X-ray Crystallography and Imaging

New and extremely brilliant X-ray sources are already in operation and are currently being built on the DESY site in Hamburg. These world class facilities offer new and exciting opportunities in the field of X-ray science. The work of our group aims to exploit and develop new experimental methods to utilize the unique coherence properties of these sources, their timing structure and their micro-focusing capabilities.

In our group we are interested in the development and the application of Coherent X-ray Diffractive Imaging methods for imaging nano-systems such as nano-islands, quantum dots, and biological samples. As we require sources of coherent radiation, we are currently using 3rd generation synchrotron sources and the first XUV Free Electron Laser FLASH here in Hamburg.

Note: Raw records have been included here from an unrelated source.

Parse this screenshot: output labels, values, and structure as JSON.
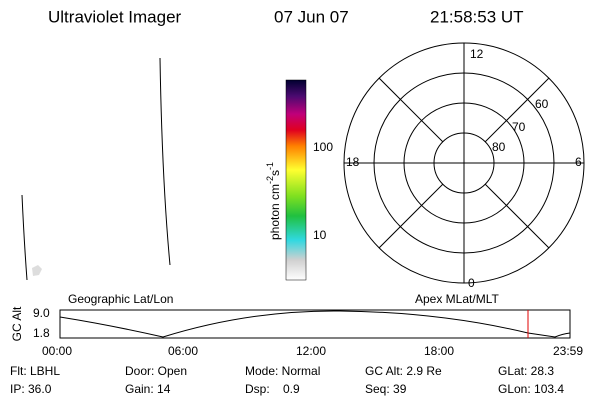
{
  "header": {
    "title": "Ultraviolet Imager",
    "date": "07 Jun 07",
    "time": "21:58:53 UT"
  },
  "colorbar": {
    "unit": "photon cm",
    "exp1": "-2",
    "s": "s",
    "exp2": "-1",
    "ticks": [
      "100",
      "10"
    ]
  },
  "polar": {
    "rings": [
      "60",
      "70",
      "80"
    ],
    "clock": {
      "top": "12",
      "left": "18",
      "right": "6",
      "bottom": "0"
    }
  },
  "strip": {
    "left_label": "Geographic Lat/Lon",
    "right_label": "Apex MLat/MLT",
    "y_label": "GC Alt",
    "y_ticks": [
      "9.0",
      "1.8"
    ],
    "x_ticks": [
      "00:00",
      "06:00",
      "12:00",
      "18:00",
      "23:59"
    ]
  },
  "info": {
    "rows": [
      [
        "Flt: LBHL",
        "Door: Open",
        "Mode: Normal",
        "GC Alt: 2.9 Re",
        "GLat: 28.3"
      ],
      [
        "IP: 36.0",
        "Gain: 14",
        "Dsp:    0.9",
        "Seq: 39",
        "GLon: 103.4"
      ]
    ]
  }
}
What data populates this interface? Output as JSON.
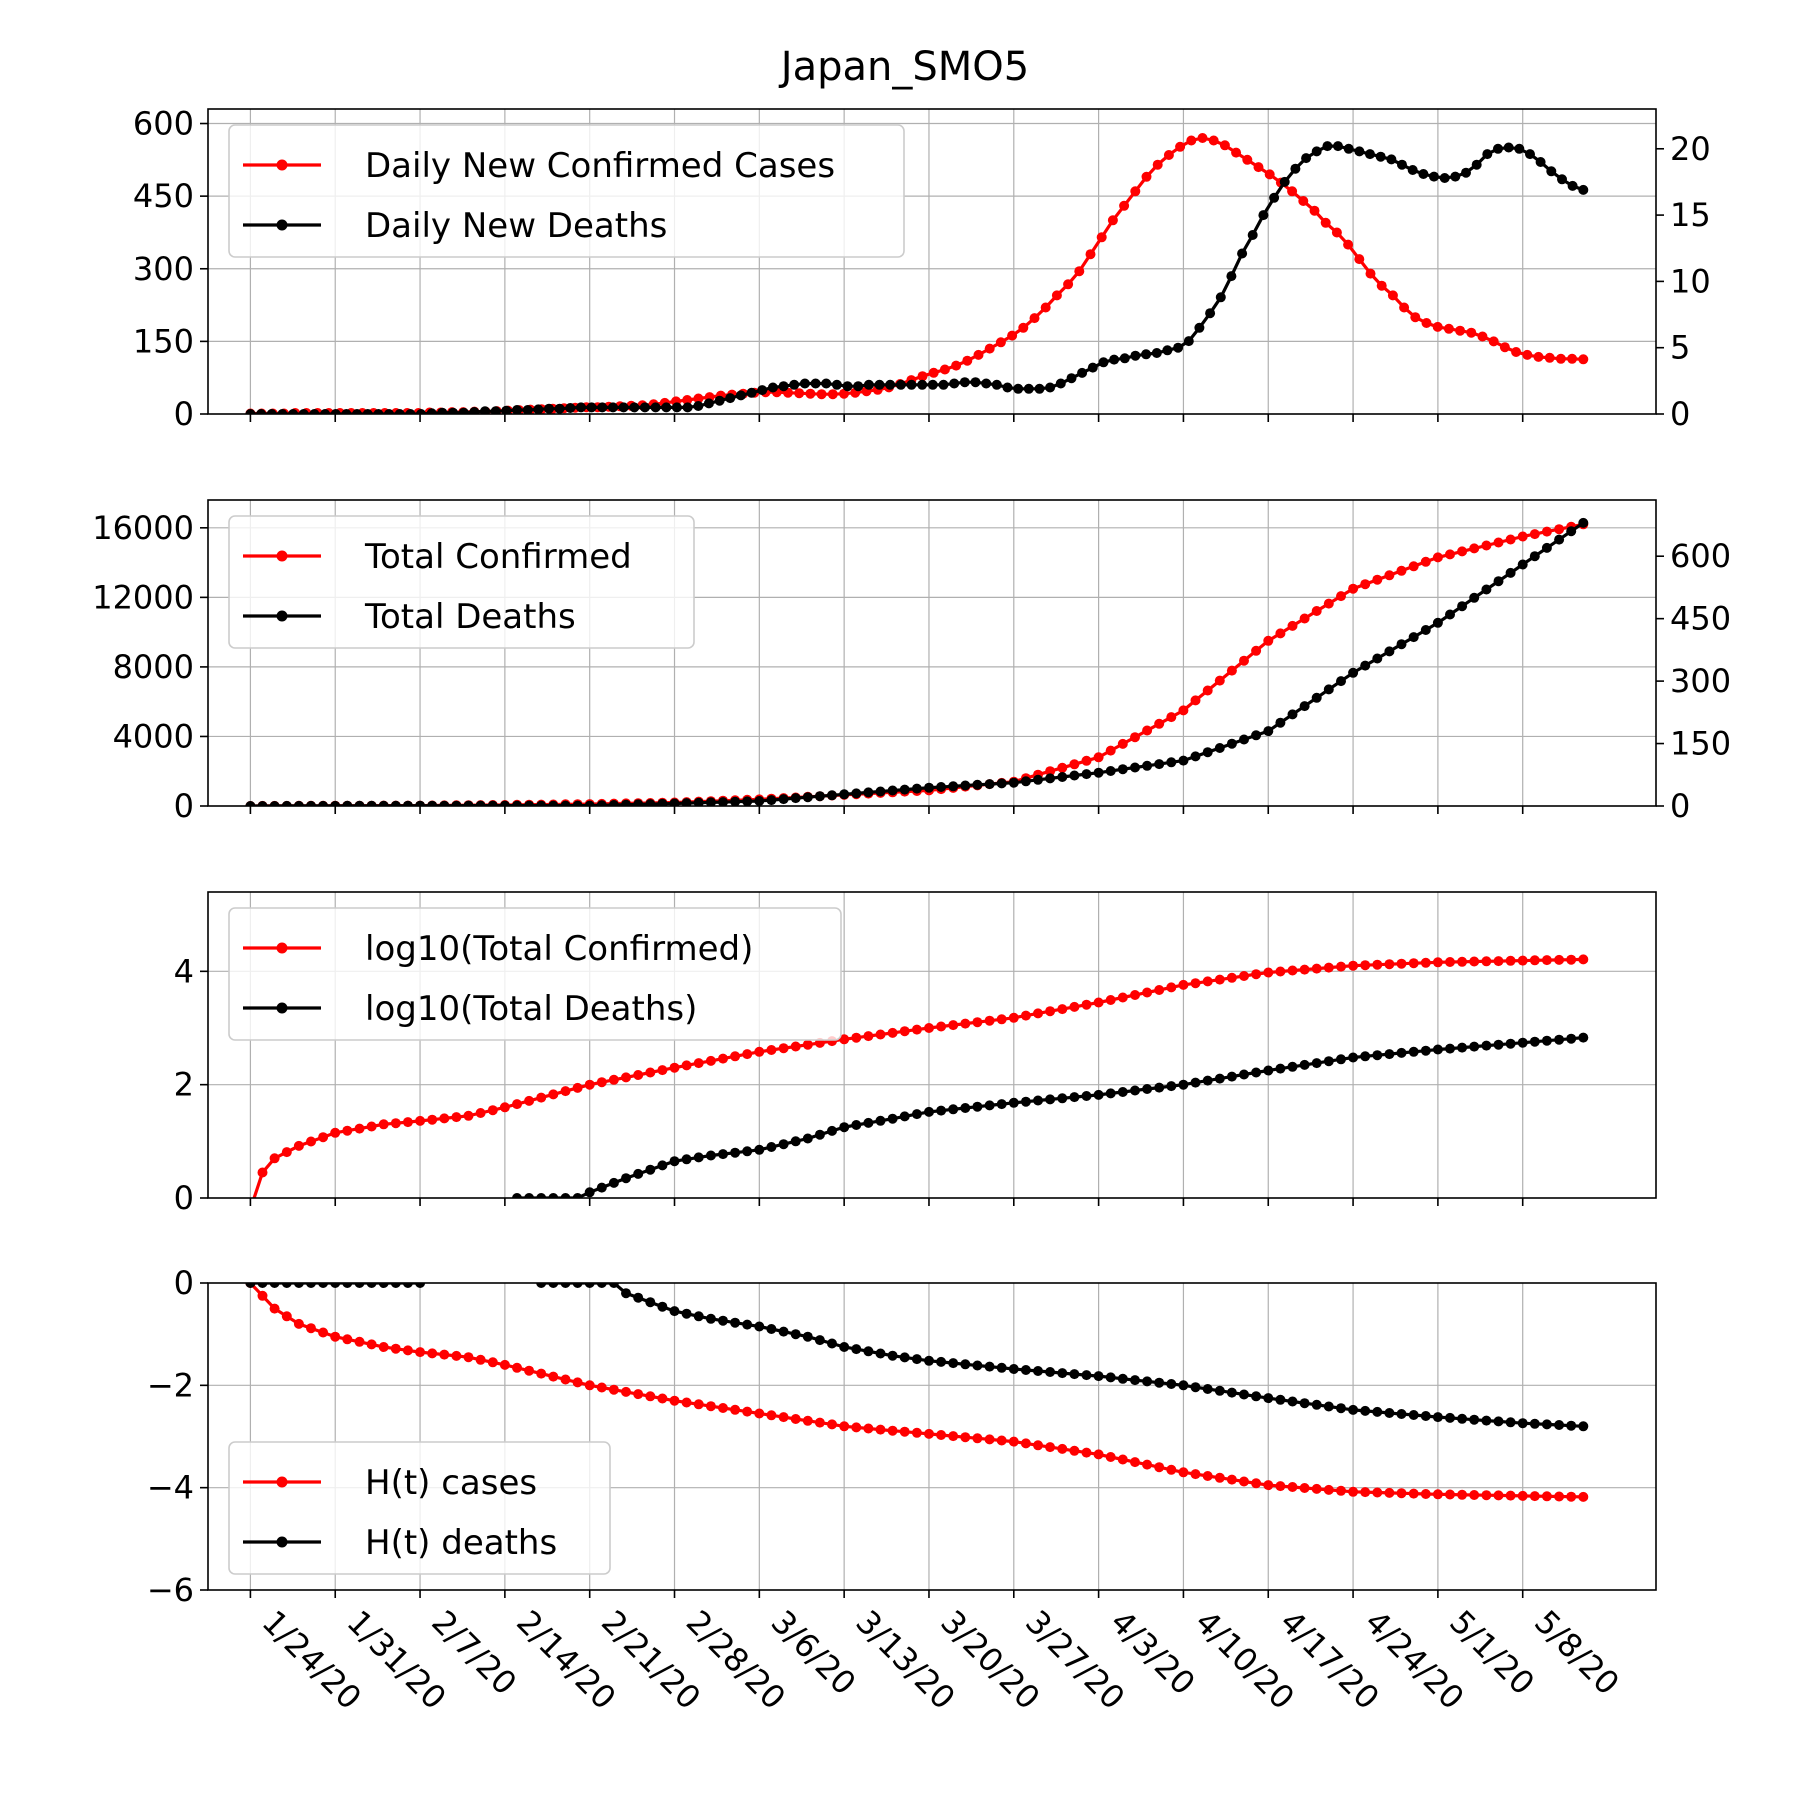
{
  "title": "Japan_SMO5",
  "x_dates": {
    "start": "1/22/20",
    "num_days": 113,
    "tick_labels": [
      "1/24/20",
      "1/31/20",
      "2/7/20",
      "2/14/20",
      "2/21/20",
      "2/28/20",
      "3/6/20",
      "3/13/20",
      "3/20/20",
      "3/27/20",
      "4/3/20",
      "4/10/20",
      "4/17/20",
      "4/24/20",
      "5/1/20",
      "5/8/20"
    ],
    "tick_day_index": [
      2,
      9,
      16,
      23,
      30,
      37,
      44,
      51,
      58,
      65,
      72,
      79,
      86,
      93,
      100,
      107
    ]
  },
  "colors": {
    "red": "#ff0000",
    "black": "#000000"
  },
  "chart_data": [
    {
      "type": "line",
      "name": "daily",
      "legend_position": "upper-left",
      "left_axis": {
        "ylim": [
          0,
          630
        ],
        "ticks": [
          0,
          150,
          300,
          450,
          600
        ],
        "tick_labels": [
          "0",
          "150",
          "300",
          "450",
          "600"
        ]
      },
      "right_axis": {
        "ylim": [
          0,
          23
        ],
        "ticks": [
          0,
          5,
          10,
          15,
          20
        ],
        "tick_labels": [
          "0",
          "5",
          "10",
          "15",
          "20"
        ]
      },
      "series": [
        {
          "name": "Daily New Confirmed Cases",
          "color": "red",
          "axis": "left",
          "start_day": 2,
          "values": [
            1,
            1,
            1,
            1,
            2,
            2,
            2,
            2,
            2,
            2,
            2,
            2,
            2,
            2,
            2,
            2,
            3,
            3,
            4,
            4,
            5,
            5,
            6,
            7,
            8,
            9,
            10,
            11,
            12,
            13,
            14,
            14,
            15,
            16,
            17,
            18,
            20,
            23,
            26,
            29,
            32,
            35,
            38,
            40,
            42,
            44,
            45,
            45,
            44,
            43,
            42,
            41,
            41,
            42,
            44,
            47,
            50,
            55,
            62,
            70,
            78,
            85,
            92,
            100,
            110,
            122,
            135,
            148,
            162,
            178,
            198,
            220,
            245,
            268,
            295,
            330,
            365,
            400,
            430,
            460,
            490,
            515,
            535,
            552,
            565,
            570,
            565,
            555,
            540,
            525,
            510,
            495,
            478,
            460,
            440,
            420,
            395,
            375,
            350,
            320,
            290,
            265,
            245,
            220,
            200,
            188,
            180,
            176,
            172,
            168,
            160,
            150,
            138,
            128,
            122,
            118,
            116,
            114,
            114,
            113
          ]
        },
        {
          "name": "Daily New Deaths",
          "color": "black",
          "axis": "right",
          "start_day": 2,
          "values": [
            0,
            0,
            0,
            0,
            0,
            0,
            0,
            0,
            0,
            0,
            0,
            0,
            0,
            0,
            0,
            0,
            0,
            0.05,
            0.1,
            0.1,
            0.1,
            0.15,
            0.2,
            0.2,
            0.25,
            0.3,
            0.3,
            0.35,
            0.4,
            0.4,
            0.45,
            0.5,
            0.5,
            0.5,
            0.5,
            0.5,
            0.5,
            0.5,
            0.5,
            0.5,
            0.5,
            0.5,
            0.6,
            0.8,
            1.0,
            1.2,
            1.4,
            1.6,
            1.8,
            2.0,
            2.1,
            2.2,
            2.3,
            2.3,
            2.3,
            2.2,
            2.1,
            2.1,
            2.2,
            2.2,
            2.2,
            2.2,
            2.2,
            2.2,
            2.2,
            2.2,
            2.3,
            2.4,
            2.4,
            2.3,
            2.2,
            2.0,
            1.9,
            1.9,
            1.9,
            2.0,
            2.3,
            2.7,
            3.1,
            3.5,
            3.9,
            4.1,
            4.2,
            4.4,
            4.5,
            4.6,
            4.8,
            5.0,
            5.5,
            6.5,
            7.6,
            8.8,
            10.4,
            12.1,
            13.5,
            15.0,
            16.3,
            17.5,
            18.5,
            19.3,
            19.8,
            20.2,
            20.2,
            20.0,
            19.8,
            19.6,
            19.4,
            19.2,
            18.8,
            18.4,
            18.1,
            17.9,
            17.8,
            17.9,
            18.2,
            18.8,
            19.6,
            20.0,
            20.1,
            20.0,
            19.6,
            19.0,
            18.3,
            17.7,
            17.2,
            16.9
          ]
        }
      ]
    },
    {
      "type": "line",
      "name": "totals",
      "legend_position": "upper-left",
      "left_axis": {
        "ylim": [
          0,
          17600
        ],
        "ticks": [
          0,
          4000,
          8000,
          12000,
          16000
        ],
        "tick_labels": [
          "0",
          "4000",
          "8000",
          "12000",
          "16000"
        ]
      },
      "right_axis": {
        "ylim": [
          0,
          735
        ],
        "ticks": [
          0,
          150,
          300,
          450,
          600
        ],
        "tick_labels": [
          "0",
          "150",
          "300",
          "450",
          "600"
        ]
      },
      "series": [
        {
          "name": "Total Confirmed",
          "color": "red",
          "axis": "left",
          "anchors": [
            [
              2,
              1
            ],
            [
              9,
              15
            ],
            [
              16,
              25
            ],
            [
              23,
              60
            ],
            [
              30,
              110
            ],
            [
              37,
              200
            ],
            [
              44,
              380
            ],
            [
              51,
              640
            ],
            [
              58,
              900
            ],
            [
              65,
              1400
            ],
            [
              72,
              2800
            ],
            [
              79,
              5500
            ],
            [
              86,
              9500
            ],
            [
              93,
              12500
            ],
            [
              100,
              14300
            ],
            [
              107,
              15500
            ],
            [
              112,
              16200
            ]
          ]
        },
        {
          "name": "Total Deaths",
          "color": "black",
          "axis": "right",
          "anchors": [
            [
              2,
              0
            ],
            [
              23,
              1
            ],
            [
              30,
              1
            ],
            [
              37,
              6
            ],
            [
              44,
              12
            ],
            [
              51,
              28
            ],
            [
              58,
              44
            ],
            [
              65,
              56
            ],
            [
              72,
              80
            ],
            [
              79,
              109
            ],
            [
              86,
              180
            ],
            [
              93,
              320
            ],
            [
              100,
              440
            ],
            [
              107,
              580
            ],
            [
              112,
              680
            ]
          ]
        }
      ]
    },
    {
      "type": "line",
      "name": "log10",
      "legend_position": "upper-left",
      "left_axis": {
        "ylim": [
          0,
          5.4
        ],
        "ticks": [
          0,
          2,
          4
        ],
        "tick_labels": [
          "0",
          "2",
          "4"
        ]
      },
      "series": [
        {
          "name": "log10(Total Confirmed)",
          "color": "red",
          "axis": "left",
          "anchors": [
            [
              2,
              -0.2
            ],
            [
              3,
              0.45
            ],
            [
              4,
              0.7
            ],
            [
              6,
              0.92
            ],
            [
              9,
              1.15
            ],
            [
              13,
              1.3
            ],
            [
              16,
              1.36
            ],
            [
              20,
              1.45
            ],
            [
              23,
              1.6
            ],
            [
              30,
              2.0
            ],
            [
              37,
              2.3
            ],
            [
              44,
              2.58
            ],
            [
              51,
              2.8
            ],
            [
              58,
              3.0
            ],
            [
              65,
              3.18
            ],
            [
              72,
              3.45
            ],
            [
              79,
              3.76
            ],
            [
              86,
              3.98
            ],
            [
              93,
              4.1
            ],
            [
              100,
              4.16
            ],
            [
              107,
              4.19
            ],
            [
              112,
              4.21
            ]
          ]
        },
        {
          "name": "log10(Total Deaths)",
          "color": "black",
          "axis": "left",
          "anchors": [
            [
              22,
              -0.2
            ],
            [
              24,
              0
            ],
            [
              29,
              0
            ],
            [
              30,
              0.1
            ],
            [
              33,
              0.35
            ],
            [
              37,
              0.65
            ],
            [
              40,
              0.75
            ],
            [
              44,
              0.85
            ],
            [
              48,
              1.05
            ],
            [
              51,
              1.25
            ],
            [
              55,
              1.4
            ],
            [
              58,
              1.52
            ],
            [
              65,
              1.68
            ],
            [
              72,
              1.82
            ],
            [
              79,
              2.0
            ],
            [
              86,
              2.25
            ],
            [
              93,
              2.48
            ],
            [
              100,
              2.62
            ],
            [
              107,
              2.74
            ],
            [
              112,
              2.83
            ]
          ]
        }
      ]
    },
    {
      "type": "line",
      "name": "entropy",
      "legend_position": "lower-left",
      "left_axis": {
        "ylim": [
          -6,
          0
        ],
        "ticks": [
          0,
          -2,
          -4,
          -6
        ],
        "tick_labels": [
          "0",
          "−2",
          "−4",
          "−6"
        ]
      },
      "series": [
        {
          "name": "H(t) cases",
          "color": "red",
          "axis": "left",
          "anchors": [
            [
              2,
              0
            ],
            [
              4,
              -0.5
            ],
            [
              6,
              -0.8
            ],
            [
              9,
              -1.05
            ],
            [
              13,
              -1.25
            ],
            [
              16,
              -1.35
            ],
            [
              20,
              -1.45
            ],
            [
              23,
              -1.6
            ],
            [
              30,
              -2.0
            ],
            [
              37,
              -2.3
            ],
            [
              44,
              -2.55
            ],
            [
              51,
              -2.8
            ],
            [
              58,
              -2.95
            ],
            [
              65,
              -3.1
            ],
            [
              72,
              -3.35
            ],
            [
              79,
              -3.7
            ],
            [
              86,
              -3.95
            ],
            [
              93,
              -4.08
            ],
            [
              100,
              -4.13
            ],
            [
              107,
              -4.16
            ],
            [
              112,
              -4.18
            ]
          ]
        },
        {
          "name": "H(t) deaths",
          "color": "black",
          "axis": "left",
          "segments": [
            [
              [
                2,
                0
              ],
              [
                16,
                0
              ]
            ],
            [
              [
                26,
                0
              ],
              [
                32,
                0
              ],
              [
                33,
                -0.2
              ],
              [
                37,
                -0.55
              ],
              [
                40,
                -0.7
              ],
              [
                44,
                -0.85
              ],
              [
                48,
                -1.05
              ],
              [
                51,
                -1.25
              ],
              [
                55,
                -1.42
              ],
              [
                58,
                -1.52
              ],
              [
                65,
                -1.68
              ],
              [
                72,
                -1.82
              ],
              [
                79,
                -2.0
              ],
              [
                86,
                -2.25
              ],
              [
                93,
                -2.48
              ],
              [
                100,
                -2.62
              ],
              [
                107,
                -2.74
              ],
              [
                112,
                -2.8
              ]
            ]
          ]
        }
      ]
    }
  ]
}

X-ray structure determinations normally determine the structure of the electronic ground state of molecules. However, all processes involved in the colorful and living world, for example photosynthesis, proceed via excited states. The time structure of the X-ray beams at 3rd generation synchrotron sources allows one to probe the structure of these excited states that play an important role in biology and chemistry. Current experiments in this field are limited by the high laser power required to excite the samples. Our group is working on a micro-beam approach which addresses this problem.

The new opportunities resulting from these very short X-ray beams of unprecedented flux densities can also cause tremendous damage not only to the sample itself, but also to the X-ray optics used to guide the beam to the sample. In order to design experiments which are not severely affected by radiation damage, and to avoid the introduction of systematic errors due to radiation damage, knowledge of the damage processes is imperative. In our group we address this problem with theoretical modelling of the contributing damage processes. Our predictions are then tested experimentally. This investigation is of special importance for single particle diffraction imaging experiments planned at the free electron laser, where the precise knowledge of radiation tolerance limits is necessary. Experimental work conducted by our group aims to understand radiation damage in biological samples by combining different experimental techniques.

Experiments at new sources also require the development of new hardware to fully utilize their potential. Our focus in this field is the design of instruments of very high mechanical precision.